Someone will buy a controlling interest in Yahoo.  There will finally be a big house cleaning of Yahoo’s board and senior management.  Then either of two things will happen.  The new leadership will unlock Yahoo’s value and creativity — and Yahoo will soar again.  Or, Yahoo will flounder and continue to become less relevant over time.

DTV

There will be problems with conversion to DTV.  It will take months, perhaps a couple years for the problems to become apparent.  The original NTSC system was basically an “open” system.  All stations, satellite, and cable providers used it and it worked on every television made.  With DTV content providers will attempt to introduce proprietary technology in an attempt to “lock in customers.”  Only open-air transmissions will use DTV.  Cable and satellite will use different and proprietary digital communications.  Cable and satellite will start increasing their prices to the point where consumers start spending less.  To make matters worse, the Internet will become a big provider of DTV content and it will also use “different” technology.  At the same time ISP’s will implement bandwidth restrictions to thwart DTV content that is not their own.  It won’t take long for the S consumer to get very upset with things.

Internet Centric devices

Theft of smart phones and Internet centric devices will become a big problem.  Thieves will figure out how to steal identity information, raid bank accounts and investments, and so on.  This will become a big problem.

Intel/AMD

Intel will launch an 8-core processor for the PC market.  It’s price point will be too high for the consumer market and the product will languish — forcing Intel to lower the prices of its product line.  Worse, Microsoft will limit its support of this chip to Vista.  While we can expect Vista to continue to get better and better, the extra cost and hassle of Microsoft’s software, Office upgrades, etc will limit sales.  Apple will swoop in and take more market share.

Obama

As a result of all the economic problems and scandals on Wall Street, I predict the Obama administration will propose a comprehensive financial monitoring system for the banking and investment community.  It will be proposed in 2009 and will take a few years to implement.  With it government agencies will have the means to thoroughly monitor and regulate the industry.

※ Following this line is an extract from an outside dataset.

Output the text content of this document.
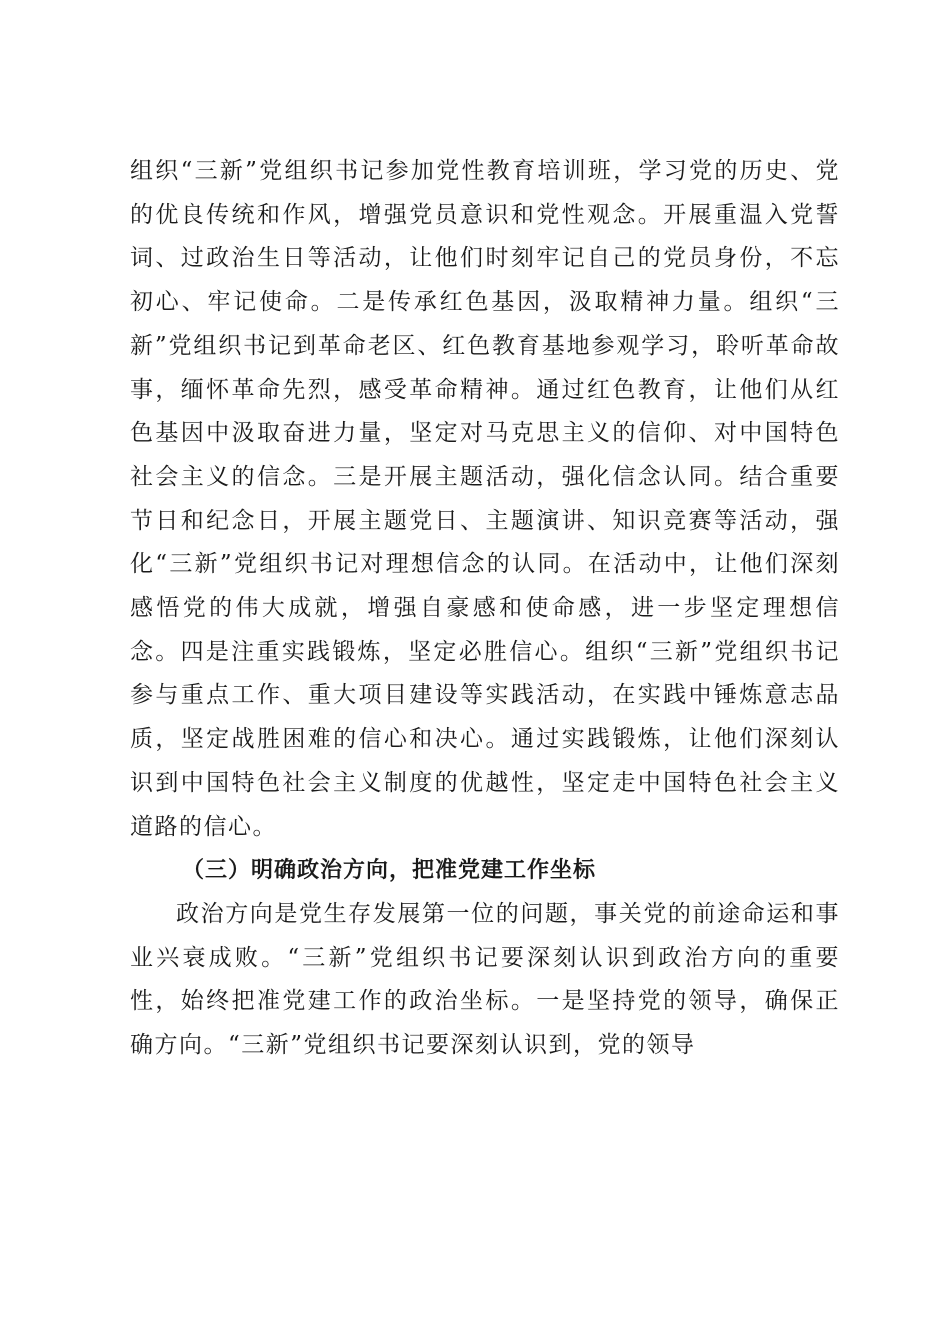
组织“三新”党组织书记参加党性教育培训班，学习党的历史、党的优良传统和作风，增强党员意识和党性观念。开展重温入党誓词、过政治生日等活动，让他们时刻牢记自己的党员身份，不忘初心、牢记使命。二是传承红色基因，汲取精神力量。组织“三新”党组织书记到革命老区、红色教育基地参观学习，聆听革命故事，缅怀革命先烈，感受革命精神。通过红色教育，让他们从红色基因中汲取奋进力量，坚定对马克思主义的信仰、对中国特色社会主义的信念。三是开展主题活动，强化信念认同。结合重要节日和纪念日，开展主题党日、主题演讲、知识竞赛等活动，强化“三新”党组织书记对理想信念的认同。在活动中，让他们深刻感悟党的伟大成就，增强自豪感和使命感，进一步坚定理想信念。四是注重实践锻炼，坚定必胜信心。组织“三新”党组织书记参与重点工作、重大项目建设等实践活动，在实践中锤炼意志品质，坚定战胜困难的信心和决心。通过实践锻炼，让他们深刻认识到中国特色社会主义制度的优越性，坚定走中国特色社会主义道路的信心。

（三）明确政治方向，把准党建工作坐标

政治方向是党生存发展第一位的问题，事关党的前途命运和事业兴衰成败。“三新”党组织书记要深刻认识到政治方向的重要性，始终把准党建工作的政治坐标。一是坚持党的领导，确保正确方向。“三新”党组织书记要深刻认识到，党的领导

The Obama administration will move forward, as promised with a national program to computerize medical records.  They will however, miss one of the greatest values of such an effort.  Because of privacy concern, government ignorance of technology, etc the system will not have the ability for the medical industry to do data mining.  With computerized records we will finally have the ability to spot drug interaction problems and perform research on the effectiveness of treatments.  With data mining with patient privacy protection, our health care system can be greatly improved.  We will miss that opportunity.

The Obama administration and/or Google will create a new Google Gov service.  Like its news service, Google Gov will start tracking everything going on in Congress.  Committee hearings, votes, discussion of bills and amendments will be captured by Google and made public within days.  We will finally be able to see in real time what our elected leaders are really doing, who is influencing them, etc.  This will be a game changer.